Fight or Flight Cycles
At the current stage in our evolution, humanity’s fight vs flight response seems to tend towards the former. So for a number of decades to come it feels likely that in many locations we will choose to attempt to defend coastal cities and homes from encroaching seas, through a combination of “planning denial” and infrastructure defence.
Logically, governments would draw new “high water” lines on maps (based on whatever assumptions have been made about likely SLR encroachment over a given planning horizon) and limit development on the seaward side. In practice, a growing number of municipalities have attempted this and have in turn faced litigation by angry ratepayers whose properties fall on the wrong side of those lines, and are fearful about the impact to their asset values.
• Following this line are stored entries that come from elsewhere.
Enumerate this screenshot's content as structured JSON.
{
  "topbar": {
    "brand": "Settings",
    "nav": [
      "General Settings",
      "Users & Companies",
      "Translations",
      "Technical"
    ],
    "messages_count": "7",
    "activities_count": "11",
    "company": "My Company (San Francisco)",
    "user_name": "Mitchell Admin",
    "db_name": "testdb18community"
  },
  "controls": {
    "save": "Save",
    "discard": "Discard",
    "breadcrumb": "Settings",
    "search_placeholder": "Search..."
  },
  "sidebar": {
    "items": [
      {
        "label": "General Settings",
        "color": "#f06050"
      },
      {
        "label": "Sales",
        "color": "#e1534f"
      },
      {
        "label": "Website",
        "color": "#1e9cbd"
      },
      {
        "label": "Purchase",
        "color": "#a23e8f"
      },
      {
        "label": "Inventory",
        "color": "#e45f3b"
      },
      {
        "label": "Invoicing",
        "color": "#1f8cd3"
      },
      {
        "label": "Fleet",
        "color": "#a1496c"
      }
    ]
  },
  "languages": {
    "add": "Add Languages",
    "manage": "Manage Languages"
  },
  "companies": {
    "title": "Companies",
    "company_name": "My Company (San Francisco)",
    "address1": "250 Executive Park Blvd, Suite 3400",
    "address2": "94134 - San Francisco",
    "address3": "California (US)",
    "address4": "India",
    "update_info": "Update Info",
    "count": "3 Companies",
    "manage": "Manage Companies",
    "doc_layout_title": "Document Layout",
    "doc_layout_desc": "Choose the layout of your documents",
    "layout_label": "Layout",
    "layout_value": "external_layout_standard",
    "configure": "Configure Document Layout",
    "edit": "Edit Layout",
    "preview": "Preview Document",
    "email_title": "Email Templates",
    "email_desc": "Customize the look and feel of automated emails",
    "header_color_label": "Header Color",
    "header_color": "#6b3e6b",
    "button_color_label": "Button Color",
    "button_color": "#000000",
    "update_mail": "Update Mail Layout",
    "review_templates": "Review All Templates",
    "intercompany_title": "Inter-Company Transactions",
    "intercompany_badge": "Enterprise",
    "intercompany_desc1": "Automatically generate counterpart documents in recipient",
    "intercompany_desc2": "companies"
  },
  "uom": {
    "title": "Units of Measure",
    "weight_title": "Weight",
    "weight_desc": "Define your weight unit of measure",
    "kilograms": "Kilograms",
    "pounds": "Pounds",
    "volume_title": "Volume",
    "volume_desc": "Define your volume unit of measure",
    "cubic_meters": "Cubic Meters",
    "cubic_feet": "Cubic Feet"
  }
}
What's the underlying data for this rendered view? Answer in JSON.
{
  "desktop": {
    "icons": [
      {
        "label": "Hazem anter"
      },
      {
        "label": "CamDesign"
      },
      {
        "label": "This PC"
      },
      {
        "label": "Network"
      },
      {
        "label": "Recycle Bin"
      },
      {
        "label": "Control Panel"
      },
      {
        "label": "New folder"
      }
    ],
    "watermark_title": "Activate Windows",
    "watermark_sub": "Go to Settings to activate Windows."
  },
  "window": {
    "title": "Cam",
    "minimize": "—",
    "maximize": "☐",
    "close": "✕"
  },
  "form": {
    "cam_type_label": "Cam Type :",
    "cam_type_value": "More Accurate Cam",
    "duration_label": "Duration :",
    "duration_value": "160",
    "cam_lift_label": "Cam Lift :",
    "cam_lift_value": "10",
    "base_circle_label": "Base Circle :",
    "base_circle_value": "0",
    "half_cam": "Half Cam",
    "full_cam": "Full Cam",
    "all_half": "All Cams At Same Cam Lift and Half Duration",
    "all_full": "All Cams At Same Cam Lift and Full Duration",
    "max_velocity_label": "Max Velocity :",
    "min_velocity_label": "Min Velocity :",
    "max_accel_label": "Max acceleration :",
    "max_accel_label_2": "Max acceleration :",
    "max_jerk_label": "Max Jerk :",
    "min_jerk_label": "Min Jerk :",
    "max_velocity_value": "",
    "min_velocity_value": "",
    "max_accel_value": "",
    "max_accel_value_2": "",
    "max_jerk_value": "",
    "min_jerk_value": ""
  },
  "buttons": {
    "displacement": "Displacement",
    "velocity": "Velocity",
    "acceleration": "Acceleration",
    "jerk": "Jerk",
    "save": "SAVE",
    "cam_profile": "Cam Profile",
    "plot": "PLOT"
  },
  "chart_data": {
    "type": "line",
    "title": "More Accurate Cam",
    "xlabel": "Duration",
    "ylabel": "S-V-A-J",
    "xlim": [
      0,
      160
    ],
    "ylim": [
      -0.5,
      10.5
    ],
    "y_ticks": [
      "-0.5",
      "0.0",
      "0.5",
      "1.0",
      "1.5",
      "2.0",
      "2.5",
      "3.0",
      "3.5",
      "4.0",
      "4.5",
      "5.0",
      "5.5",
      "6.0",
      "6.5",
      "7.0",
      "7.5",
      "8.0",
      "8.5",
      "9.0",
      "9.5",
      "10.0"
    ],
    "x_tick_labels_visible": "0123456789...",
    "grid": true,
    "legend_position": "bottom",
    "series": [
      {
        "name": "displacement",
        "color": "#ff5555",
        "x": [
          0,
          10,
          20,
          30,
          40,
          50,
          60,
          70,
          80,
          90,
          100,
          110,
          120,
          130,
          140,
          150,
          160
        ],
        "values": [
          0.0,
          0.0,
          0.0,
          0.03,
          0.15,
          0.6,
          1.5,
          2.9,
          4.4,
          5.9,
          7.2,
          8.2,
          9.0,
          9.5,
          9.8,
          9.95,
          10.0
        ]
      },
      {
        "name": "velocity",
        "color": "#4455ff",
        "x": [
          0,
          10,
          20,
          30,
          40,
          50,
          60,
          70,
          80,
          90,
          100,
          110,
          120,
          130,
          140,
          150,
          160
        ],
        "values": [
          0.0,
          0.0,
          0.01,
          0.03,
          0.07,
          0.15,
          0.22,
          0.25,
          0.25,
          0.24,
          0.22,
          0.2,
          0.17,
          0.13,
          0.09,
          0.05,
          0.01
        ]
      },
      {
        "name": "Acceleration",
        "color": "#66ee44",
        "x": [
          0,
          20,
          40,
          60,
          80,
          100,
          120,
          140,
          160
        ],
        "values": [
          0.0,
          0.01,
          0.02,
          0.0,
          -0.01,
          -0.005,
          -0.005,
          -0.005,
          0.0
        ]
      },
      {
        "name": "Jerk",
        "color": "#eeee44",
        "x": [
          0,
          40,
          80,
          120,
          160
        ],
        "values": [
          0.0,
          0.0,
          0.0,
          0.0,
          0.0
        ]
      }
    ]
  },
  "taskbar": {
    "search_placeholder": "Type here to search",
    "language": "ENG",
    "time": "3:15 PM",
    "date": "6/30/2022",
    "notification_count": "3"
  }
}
Miami Beach and Sydney Australia’s Collaroy Beach, which in the wake of a 2016 storm that saw an in ground swimming pool washed onto the substantially eroded beach, have taken the opposite route, investing in expensive protective infrastructure. Elsewhere, beach “renourishment” and artificial reefs are being constructed to reduce coastal erosion.
Given events to date we predict the next few decades will be marked by cycles of “fight” adaptation, followed by an eventual, belated realisation that abandonment and retreat is the only sensible long term course of action. In this coming period there will be multi-billion dollar opportunities (trillions in aggregate) for infrastructure engineers and construction companies, funded by increasingly cash strapped municipalities and their alarmed ratepayers. And, as with drought assistance in Australia, state and federal governments will be forced to kick the tin.
At some point in the latter part of the century, unless by some miracle emissions are under control and planetary scale carbon sinks have turned net zero into net negative emissions, the coastal defence projects will be abandoned, prompting a new wave of infrastructure spend to move entire cities inland to territory deemed safe enough for the next hundred years or so. Exactly how that wave will be funded remains to be seen.
And it might not be the last. SLR doesn’t conveniently stop in the year 2100, though that is the current time limit of the most widely-reported projections. We may already have set in motion many centuries of ice melt, ultimately causing many metres of rise and eventually submerging hundreds of large coastal cities.
Of course, that’s just adaptation of coastal urban infrastructure to the effects of SLR. Fresh water and food production, public health and disaster preparedness are just some of the other areas that will face disruptive adaptation cycles. Smart companies will benefit by aligning their product/service portfolios.